Fot. materiały prasowe
Fot. materiały prasowe
W kwestii wysokości ryzyka, jakie wiąże się ze startem, regaty sprzed 45 lat idą ze współczesnymi łeb w łeb. W 1973 roku podczas jednego z etapów zginęło aż trzech zawodników. Na Copernicusie do tragedii nie doszło o włos, a właściwie - o linę: za burtę wypadł Ryszard Mackiewicz. Zwyczajowo, powinien asekurować się dwoma lajflinami. Tego dnia, do pokładu łodzi przypiął się jeszcze jedną, dodatkową. Kiedy fala zmyła go do morza, liczył tylko trzaśnięcia - pierwszej, a potem drugiej liny. Trzecia na szczęście wytrzymała.
Fot. materiały prasowe
Po wciągnięciu z powrotem za burtę, kapitan upewniwszy się, że Mackiewicz poza sporym szokiem, z incydentu wyszedł właściwie bez szwanku, kazał mu dokończyć wachtę. Jak później wspominał sam żeglarz, gdyby wtedy nie nie spędził tych dwóch i pół godziny na pokładzie, pewnie nigdy więcej nie odważyłby się żeglować.
Fot. materiały prasowe
Załoga Copernicusa miała szczęście, podobnie jak sam jacht, czego dowodem jest jego udział w Volvo Ocean Race.

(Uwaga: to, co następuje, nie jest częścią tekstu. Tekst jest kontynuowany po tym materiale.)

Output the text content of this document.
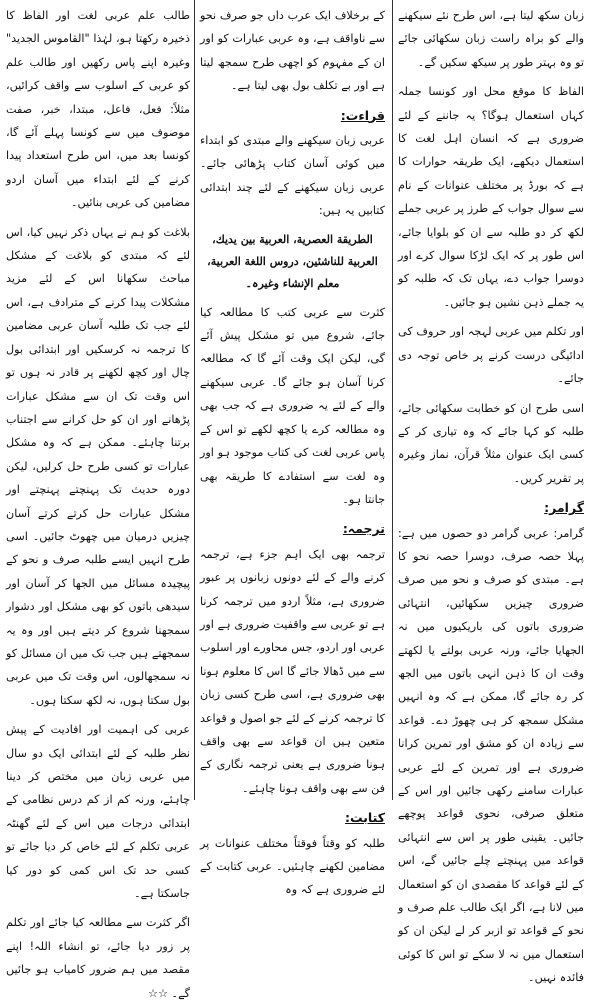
زبان سکھ لیتا ہے، اس طرح نئے سیکھنے والے کو براہ راست زبان سکھائی جائے تو وہ بہتر طور پر سیکھ سکیں گے۔

الفاظ کا موقع محل اور کونسا جملہ کہاں استعمال ہوگا؟ یہ جاننے کے لئے ضروری ہے کہ انسان اہل لغت کا استعمال دیکھے، ایک طریقہ حوارات کا ہے کہ بورڈ پر مختلف عنوانات کے نام سے سوال جواب کے طرز پر عربی جملے لکھ کر دو طلبہ سے ان کو بلوایا جائے، اس طور پر کہ ایک لڑکا سوال کرے اور دوسرا جواب دے، یہاں تک کہ طلبہ کو یہ جملے ذہن نشین ہو جائیں۔

اور تکلم میں عربی لہجہ اور حروف کی ادائیگی درست کرنے پر خاص توجہ دی جائے۔

اسی طرح ان کو خطابت سکھائی جائے، طلبہ کو کہا جائے کہ وہ تیاری کر کے کسی ایک عنوان مثلاً قرآن، نماز وغیرہ پر تقریر کریں۔

گرامر:

گرامر: عربی گرامر دو حصوں میں ہے: پہلا حصہ صرف، دوسرا حصہ نحو کا ہے۔ مبتدی کو صرف و نحو میں صرف ضروری چیزیں سکھائیں، انتہائی ضروری باتوں کی باریکیوں میں نہ الجھایا جائے، ورنہ عربی بولتے یا لکھتے وقت ان کا ذہن انہی باتوں میں الجھ کر رہ جائے گا، ممکن ہے کہ وہ انہیں مشکل سمجھ کر ہی چھوڑ دے۔ قواعد سے زیادہ ان کو مشق اور تمرین کرانا ضروری ہے اور تمرین کے لئے عربی عبارات سامنے رکھی جائیں اور اس کے متعلق صرفی، نحوی قواعد پوچھے جائیں۔ یقینی طور پر اس سے انتہائی قواعد میں پہنچتے چلے جائیں گے، اس کے لئے قواعد کا مقصدی ان کو استعمال میں لانا ہے، اگر ایک طالب علم صرف و نحو کے قواعد تو ازبر کر لے لیکن ان کو استعمال میں نہ لا سکے تو اس کا کوئی فائدہ نہیں۔

کے برخلاف ایک عرب داں جو صرف نحو سے ناواقف ہے، وہ عربی عبارات کو اور ان کے مفہوم کو اچھی طرح سمجھ لیتا ہے اور بے تکلف بول بھی لیتا ہے۔

قراءت:

عربی زبان سیکھنے والے مبتدی کو ابتداء میں کوئی آسان کتاب پڑھائی جائے۔ عربی زبان سیکھنے کے لئے چند ابتدائی کتابیں یہ ہیں:

الطريقة العصرية، العربية بين يديك، العربية للناشئين، دروس اللغة العربية، معلم الإنشاء وغیرہ۔

کثرت سے عربی کتب کا مطالعہ کیا جائے، شروع میں تو مشکل پیش آئے گی، لیکن ایک وقت آئے گا کہ مطالعہ کرنا آسان ہو جائے گا۔ عربی سیکھنے والے کے لئے یہ ضروری ہے کہ جب بھی وہ مطالعہ کرے یا کچھ لکھے تو اس کے پاس عربی لغت کی کتاب موجود ہو اور وہ لغت سے استفادے کا طریقہ بھی جانتا ہو۔

ترجمہ:

ترجمہ بھی ایک اہم جزء ہے، ترجمہ کرنے والے کے لئے دونوں زبانوں پر عبور ضروری ہے، مثلاً اردو میں ترجمہ کرنا ہے تو عربی سے واقفیت ضروری ہے اور عربی اور اردو، جس محاورے اور اسلوب سے میں ڈھالا جائے گا اس کا معلوم ہونا بھی ضروری ہے، اسی طرح کسی زبان کا ترجمہ کرنے کے لئے جو اصول و قواعد متعین ہیں ان قواعد سے بھی واقف ہونا ضروری ہے یعنی ترجمہ نگاری کے فن سے بھی واقف ہونا چاہئے۔

کتابت:

طلبہ کو وقتاً فوقتاً مختلف عنوانات پر مضامین لکھنے چاہئیں۔ عربی کتابت کے لئے ضروری ہے کہ وہ

طالب علم عربی لغت اور الفاظ کا ذخیرہ رکھتا ہو، لہٰذا "القاموس الجديد" وغیرہ اپنے پاس رکھیں اور طالب علم کو عربی کے اسلوب سے واقف کرائیں، مثلاً: فعل، فاعل، مبتدا، خبر، صفت موصوف میں سے کونسا پہلے آئے گا، کونسا بعد میں، اس طرح استعداد پیدا کرنے کے لئے ابتداء میں آسان اردو مضامین کی عربی بنائیں۔

بلاغت کو ہم نے یہاں ذکر نہیں کیا، اس لئے کہ مبتدی کو بلاغت کے مشکل مباحث سکھانا اس کے لئے مزید مشکلات پیدا کرنے کے مترادف ہے، اس لئے جب تک طلبہ آسان عربی مضامین کا ترجمہ نہ کرسکیں اور ابتدائی بول چال اور کچھ لکھنے پر قادر نہ ہوں تو اس وقت تک ان سے مشکل عبارات پڑھانے اور ان کو حل کرانے سے اجتناب برتنا چاہئے۔ ممکن ہے کہ وہ مشکل عبارات تو کسی طرح حل کرلیں، لیکن دورہ حدیث تک پہنچتے پہنچتے اور مشکل عبارات حل کرتے کرتے آسان چیزیں درمیان میں چھوٹ جائیں۔ اسی طرح انہیں ایسے طلبہ صرف و نحو کے پیچیدہ مسائل میں الجھا کر آسان اور سیدھی باتوں کو بھی مشکل اور دشوار سمجھنا شروع کر دیتے ہیں اور وہ یہ سمجھتے ہیں جب تک میں ان مسائل کو نہ سمجھالوں، اس وقت تک میں عربی بول سکتا ہوں، نہ لکھ سکتا ہوں۔

عربی کی اہمیت اور افادیت کے پیش نظر طلبہ کے لئے ابتدائی ایک دو سال میں عربی زبان میں مختص کر دینا چاہئے، ورنہ کم از کم درس نظامی کے ابتدائی درجات میں اس کے لئے گھنٹہ عربی تکلم کے لئے خاص کر دیا جائے تو کسی حد تک اس کمی کو دور کیا جاسکتا ہے۔

اگر کثرت سے مطالعہ کیا جائے اور تکلم پر زور دیا جائے، تو انشاء اللہ! اپنے مقصد میں ہم ضرور کامیاب ہو جائیں گے۔ ☆☆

Otago okazał się mniej fortunny - zatonął kilka lat od pamiętnego wyścigu.
Fot. materiały prasowe
Kolejny etap w historii Copernicusa rozpocznie się 11 czerwca, kiedy opuści on Trójmiasto i popłynie do Göteborga, gdzie ulokowana jest baza startowa do ostatniego etapu Volvo Ocean Race oraz etapu specjalnego - rejsu łodzi-legend, które ścigały się w Withbread Round the World.Ceremonia zakończenia regat będzie miała miejsce 30 czerwca w Hadze.